Publishers these days shy away from novels, especially debut novels, much longer than 125,000 words. But what if an author’s story demands more words? This workshop will be of interest to those who discover their story is too long for one novel but are not certain how to write it across multiple books, and will appeal as well to those who already have a series or trilogy in mind.

First and foremost, the workshop will distinguish and define a series/trilogy: is it the same protagonist, the same story style (biographical, mystery, etc.), such as Dan Brown’s Robert Langdon series; the same structure, the same POV, the same period, locale, or all such criteria? Does it have to be chronological in structure? Can it be several books set in the same period or family with different protagonists, such as John Jakes’ Kent Family Chronicals? And does each book have to continue the first’s themes and conflicts for it to connect as a series/trilogy?

Serial writing demands considerable forethought as well as particular tools of the trade. This workshop will delineate the pros and cons of writing a series or trilogy and will emphasize the decisions an author needs to make during the earliest planning stages and beyond.

Topics will include techniques for designing an over-arching story-line in addition to individual plot-lines that lead to a satisfactory conclusion for each book, as in Bernard Cornwell’s Saxon Tales, J.K. Rowling’s Harry Potter Series and Donna Russo Morin’s Da Vinci’s Disciples Trilogy.

The material will address creating recurring main characters who must, like Diana Gabaldon’s Claire and Jamie Fraser, have such compelling personalities and face such breathless adventures that readers will eagerly follow them through book after book.

The lecture will include discussion of continuity of tone and character, which are so essential for crafting a successful series/trilogy, provide how-to tips for bringing readers in mid-series, and weighing the pros and cons of making the main character a historical figure versus a fictional character surrounded by historical figures and events.

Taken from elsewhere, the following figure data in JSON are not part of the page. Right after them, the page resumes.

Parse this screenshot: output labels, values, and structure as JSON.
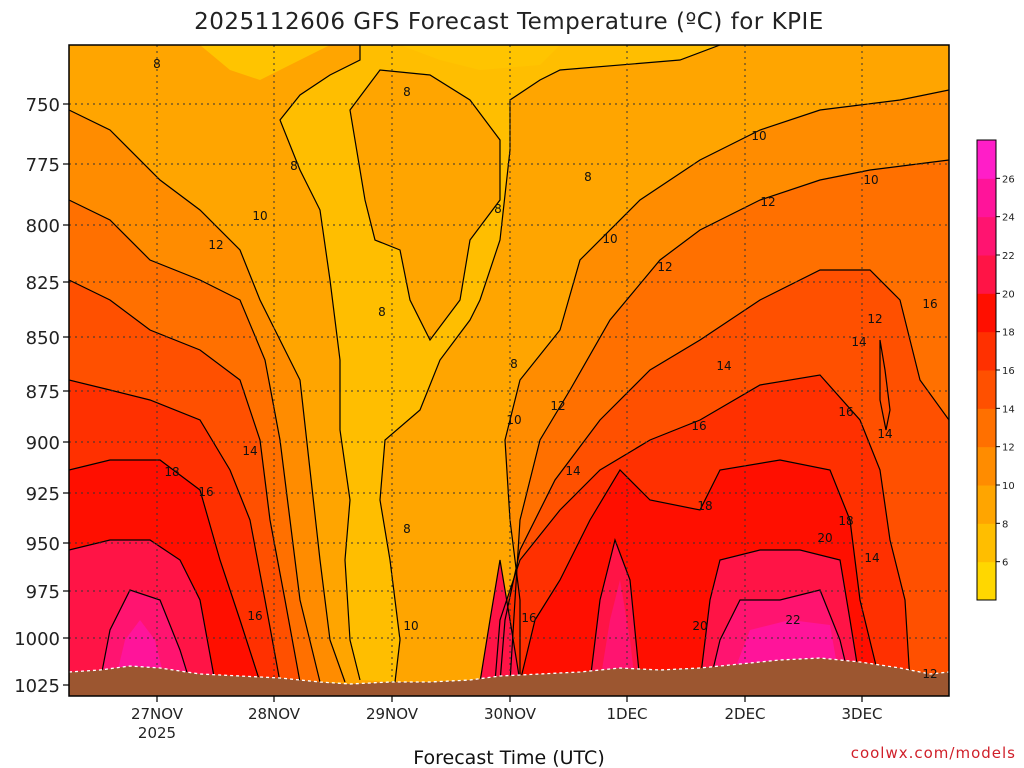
{
  "chart_data": {
    "type": "heatmap",
    "title": "2025112606 GFS Forecast Temperature (ºC) for KPIE",
    "xlabel": "Forecast Time (UTC)",
    "credit": "coolwx.com/models",
    "y_axis": {
      "ticks": [
        "750",
        "775",
        "800",
        "825",
        "850",
        "875",
        "900",
        "925",
        "950",
        "975",
        "1000",
        "1025"
      ],
      "inverted": true,
      "grid": "dotted"
    },
    "x_axis": {
      "ticks": [
        "27NOV",
        "28NOV",
        "29NOV",
        "30NOV",
        "1DEC",
        "2DEC",
        "3DEC"
      ],
      "year_label": "2025",
      "grid": "dotted"
    },
    "colorbar": {
      "labels": [
        "6",
        "8",
        "10",
        "12",
        "14",
        "16",
        "18",
        "20",
        "22",
        "24",
        "26"
      ],
      "colors": [
        "#ffd700",
        "#ffbe00",
        "#ffa500",
        "#ff8c00",
        "#ff7000",
        "#ff5000",
        "#ff3000",
        "#ff0f00",
        "#ff1446",
        "#ff1470",
        "#ff149a",
        "#ff1ec8"
      ]
    },
    "contour_labels": [
      {
        "text": "8"
      },
      {
        "text": "8"
      },
      {
        "text": "8"
      },
      {
        "text": "8"
      },
      {
        "text": "8"
      },
      {
        "text": "8"
      },
      {
        "text": "8"
      },
      {
        "text": "8"
      },
      {
        "text": "10"
      },
      {
        "text": "10"
      },
      {
        "text": "10"
      },
      {
        "text": "10"
      },
      {
        "text": "10"
      },
      {
        "text": "10"
      },
      {
        "text": "12"
      },
      {
        "text": "12"
      },
      {
        "text": "12"
      },
      {
        "text": "12"
      },
      {
        "text": "12"
      },
      {
        "text": "12"
      },
      {
        "text": "14"
      },
      {
        "text": "14"
      },
      {
        "text": "14"
      },
      {
        "text": "14"
      },
      {
        "text": "14"
      },
      {
        "text": "14"
      },
      {
        "text": "16"
      },
      {
        "text": "16"
      },
      {
        "text": "16"
      },
      {
        "text": "16"
      },
      {
        "text": "16"
      },
      {
        "text": "16"
      },
      {
        "text": "18"
      },
      {
        "text": "18"
      },
      {
        "text": "18"
      },
      {
        "text": "20"
      },
      {
        "text": "20"
      },
      {
        "text": "22"
      }
    ],
    "ground_color": "#9c5630"
  }
}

Lastly, tips will be offered for bringing the series/trilogy to a full and fulfilling conclusion.

10 Tips for a Winning Nonfiction Book Proposal

Writers who followed the advice in The Weekend Book Proposal have earned well over $1 million in advances with their nonfiction book proposals. This session reveals some of my–and their!–best tips for making YOUR nonfiction book proposal stand out and get noticed by industry gatekeepers. We’ll leave plenty of time for Q&A at the end, too, to address specific questions from the audience.

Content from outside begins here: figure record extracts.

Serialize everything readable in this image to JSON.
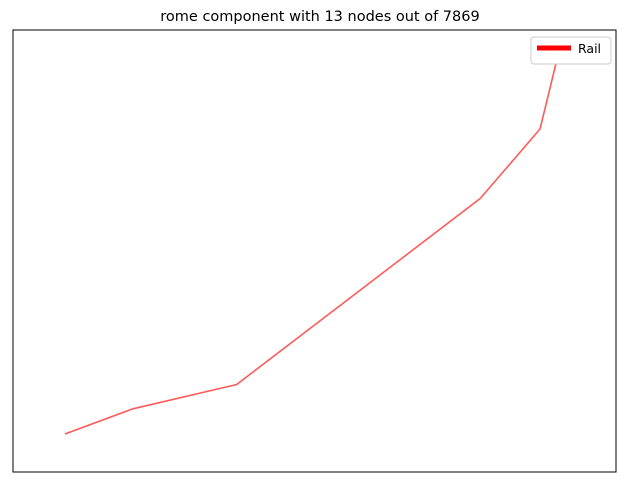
{
  "chart_data": {
    "type": "line",
    "title": "rome component with 13 nodes out of 7869",
    "xlabel": "",
    "ylabel": "",
    "show_ticks": false,
    "grid": false,
    "legend_position": "top-right",
    "x_range": [
      0,
      1
    ],
    "y_range": [
      0,
      1
    ],
    "series": [
      {
        "name": "Rail",
        "color": "#ff0000",
        "legend_color": "#ff0000",
        "line_opacity": 0.65,
        "points": [
          {
            "x": 0.086,
            "y": 0.086
          },
          {
            "x": 0.199,
            "y": 0.143
          },
          {
            "x": 0.371,
            "y": 0.198
          },
          {
            "x": 0.775,
            "y": 0.619
          },
          {
            "x": 0.874,
            "y": 0.776
          },
          {
            "x": 0.904,
            "y": 0.944
          }
        ]
      }
    ]
  }
}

Fearless Writing: Because Everyone Has What It Takes

Learning the craft is only the beginning of a writer’s journey. Most of the obstacles both beginning and experienced author’s face have less to do with finding a compelling opening or creating believable characters and more to do the many emotional challenges inherent in sharing our work with other people. In this session, I’ll shine a light on some of the dark questions about talent, intelligence, time, and money that haunt many writers. I’ll also provide tools to keep our attention where it needs to be to write what we most want to write.

Writing True Crime

The market for true crime books, podcasts and documentaries has never been better. In this session, New York Times bestselling true crime author Rebecca Morris will discuss how writing true crime is different than any other genre. Whether a cold case or a contemporary one, there are challenges involving research and conducting interviews with victims and their families as well as with the convicted. She will also discuss the advantages and disadvantages of working with a co-author, writing a successful book proposal, finding a publisher, and the decision to go the self-published route.